Essa imagem reforçou os argumentos do conquistador de uma “guerra justa” para extirpar os “maus” costumes nativos, satisfazendo tanto a necessidades de mão de obra pelos colonos quanto à garantia aos missionários do sucesso na imposição da catequese, o que resultou na criação de dispositivos legais que legitimaram uma guerra de extermínio. Isso se confirma em documento datado de 1713, quando os povos nativos já estavam drasticamente reduzidos ou aprisionados e aldeados, no qual o governador de Pernambuco insiste ser “necessário continuar a guerra até extinguirem estes bárbaros de todo, ou do menor, ficarem reduzidos a tão pouco número que ainda que se queiram debelar o não possam fazer”.
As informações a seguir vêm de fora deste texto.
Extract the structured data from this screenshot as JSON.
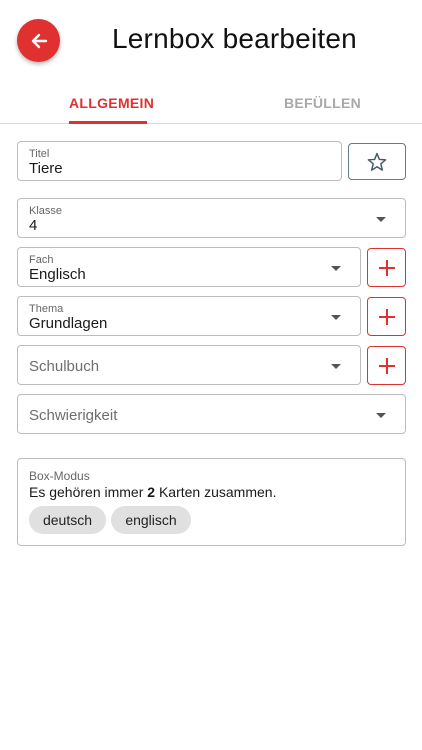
{
  "header": {
    "title": "Lernbox bearbeiten",
    "back_icon": "arrow-left-icon"
  },
  "tabs": [
    {
      "label": "ALLGEMEIN",
      "active": true
    },
    {
      "label": "BEFÜLLEN",
      "active": false
    }
  ],
  "form": {
    "titel": {
      "label": "Titel",
      "value": "Tiere"
    },
    "klasse": {
      "label": "Klasse",
      "value": "4"
    },
    "fach": {
      "label": "Fach",
      "value": "Englisch"
    },
    "thema": {
      "label": "Thema",
      "value": "Grundlagen"
    },
    "schulbuch": {
      "placeholder": "Schulbuch"
    },
    "schwierigkeit": {
      "placeholder": "Schwierigkeit"
    }
  },
  "box_mode": {
    "label": "Box-Modus",
    "text_before": "Es gehören immer ",
    "count": "2",
    "text_after": " Karten zusammen.",
    "chips": [
      "deutsch",
      "englisch"
    ]
  },
  "colors": {
    "accent": "#e03131",
    "star_border": "#607d8b",
    "chip_bg": "#e0e0e0"
  }
}
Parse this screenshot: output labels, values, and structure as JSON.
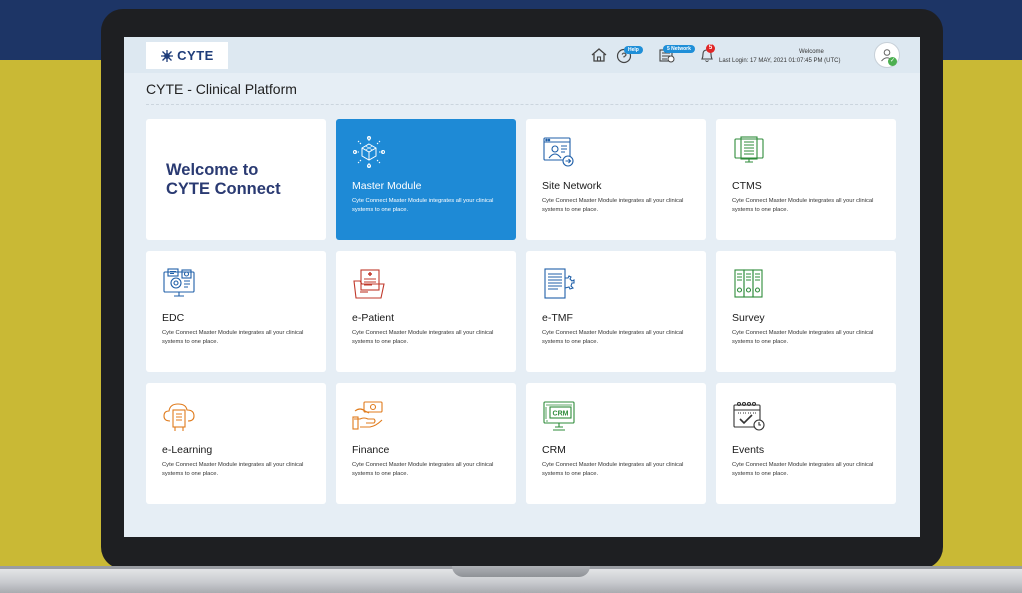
{
  "app": {
    "logo_text": "CYTE",
    "page_title": "CYTE - Clinical Platform"
  },
  "header": {
    "help_label": "Help",
    "network_label": "5 Network",
    "notification_count": "5",
    "welcome_label": "Welcome",
    "last_login": "Last Login: 17 MAY, 2021 01:07:45 PM (UTC)"
  },
  "welcome_card": {
    "line1": "Welcome to",
    "line2": "CYTE Connect"
  },
  "modules": [
    {
      "name": "Master Module",
      "desc": "Cyte Connect Master Module integrates all your clinical systems to one place.",
      "icon": "cube-network-icon",
      "active": true
    },
    {
      "name": "Site Network",
      "desc": "Cyte Connect Master Module integrates all your clinical systems to one place.",
      "icon": "site-network-icon"
    },
    {
      "name": "CTMS",
      "desc": "Cyte Connect Master Module integrates all your clinical systems to one place.",
      "icon": "ctms-monitor-icon"
    },
    {
      "name": "EDC",
      "desc": "Cyte Connect Master Module integrates all your clinical systems to one place.",
      "icon": "edc-screen-icon"
    },
    {
      "name": "e-Patient",
      "desc": "Cyte Connect Master Module integrates all your clinical systems to one place.",
      "icon": "patient-folder-icon"
    },
    {
      "name": "e-TMF",
      "desc": "Cyte Connect Master Module integrates all your clinical systems to one place.",
      "icon": "document-gear-icon"
    },
    {
      "name": "Survey",
      "desc": "Cyte Connect Master Module integrates all your clinical systems to one place.",
      "icon": "binders-icon"
    },
    {
      "name": "e-Learning",
      "desc": "Cyte Connect Master Module integrates all your clinical systems to one place.",
      "icon": "cloud-book-icon"
    },
    {
      "name": "Finance",
      "desc": "Cyte Connect Master Module integrates all your clinical systems to one place.",
      "icon": "hand-money-icon"
    },
    {
      "name": "CRM",
      "desc": "Cyte Connect Master Module integrates all your clinical systems to one place.",
      "icon": "crm-monitor-icon"
    },
    {
      "name": "Events",
      "desc": "Cyte Connect Master Module integrates all your clinical systems to one place.",
      "icon": "calendar-check-icon"
    }
  ],
  "colors": {
    "accent_blue": "#1e8ad6",
    "icon_blue": "#1f5fa8",
    "icon_green": "#2e8b3a",
    "icon_red": "#c0392b",
    "icon_orange": "#e07b1c",
    "navy": "#2a3a72"
  }
}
Sobre a Cia. São Jorge de Variedades

Formada há 25 anos por integrantes dos cursos de Artes Cênicas da USP, o grupo visa estabelecer, por meio de investigações permanentes, um processo de lapidação da cena bruta a partir de procedimentos simples e artesanais. Pedro o Cru, de 1998, seu primeiro espetáculo, é uma montagem do poema dramático do escritor português António Patrício. Em 1999, monta Um Credor da Fazenda Nacional, resgatando a obra de José Joaquim de Campos Leão, o Qorpo-Santo. A partir de 2001, o grupo reforça o vínculo com a cidade, ocupando por dois anos o Teatro de Arena, onde, em parceria com o Núcleo Bartolomeu de Depoimentos, o Grupo Teatral Isla Madrasta e a Cia. Bonecos Urbanos, desenvolve o projeto Harmonia na Diversidade e encena Biedermann e Os Incendiários, de Max Frisch.

A preocupação com a função social da arte e suas possibilidades trouxe o envolvimento com iniciativas públicas para pessoas em situação de rua, como a Oficina Boracea e o Albergue Canindé. Nesse contexto, entre 2002 e 2004 nasce As Bastianas, a partir da coletânea de contos de Gero Camilo. Em 2007 acontece a montagem de O Santo Guerreiro e o Herói Desajustado, vencedor do Prêmio Shell de melhor figurino, com direção de Rogério Tarifa e 20 atores em cena. É de 2009 o espetáculo Quem Não Sabe Mais Quem é, o Que é e Onde Está, Precisa se Mexer, ganhador da categoria especial do Prêmio Shell de Teatro pela pesquisa e criação. A companhia também produz desde 2003 o fanzine São Jorges – canal de interlocução de uma geração estimulada a contracenar com a cidade de outra maneira.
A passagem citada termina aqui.